The European Commission had previously announced on Tuesday which EU countries will be eligible for assistance in dealing with migration pressure, and which countries will be exempt from helping out as part of an EU Solidarity Pool.

It said that Poland — as well as Austria, Bulgaria, Croatia, Czechia and Estonia — face significant migratory pressure and could request exemptions from the Solidarity Pool, which requires that member states accept a quota of asylum seekers, pay for each person they decline to take in, or offer another form of assistance.

“As I said, Poland will not take in migrants under the Migration Pact. Nor will we pay for it. The decision has been made.
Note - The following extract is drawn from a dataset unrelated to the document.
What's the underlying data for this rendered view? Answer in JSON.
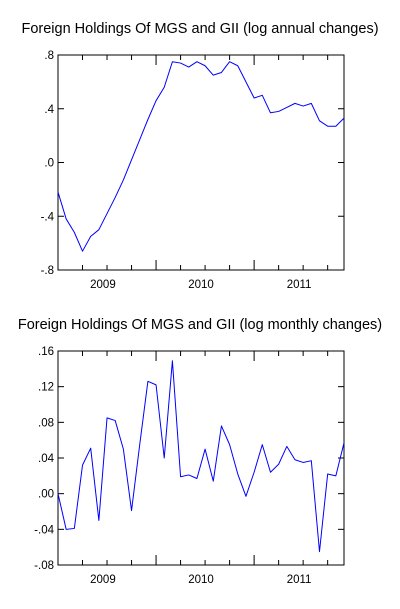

We don’t talk, we act,” Prime Minister Donald Tusk wrote on X Tuesday evening. 

The Polish government called the Commission’s plan a “major success,” saying Warsaw had lobbied for months to be recognized as among the countries facing “very serious migratory situations.”

“Our partners [in the EU] know it very well, we’re subject to a very big migration pressure and … we must not face any more commitments,” government spokesman Adam Szłapka said at a Wednesday press briefing.

The Commission’s annual migration assessment, released Nov. 10, found that irregular crossings into the EU were 35 percent lower in the July 2024 to June 2025 period compared to the previous 12 months. Still, several EU states continue to face sustained pressure from irregular arrivals and what Brussels describes as the “weaponisation of migration” by Russia and Belarus.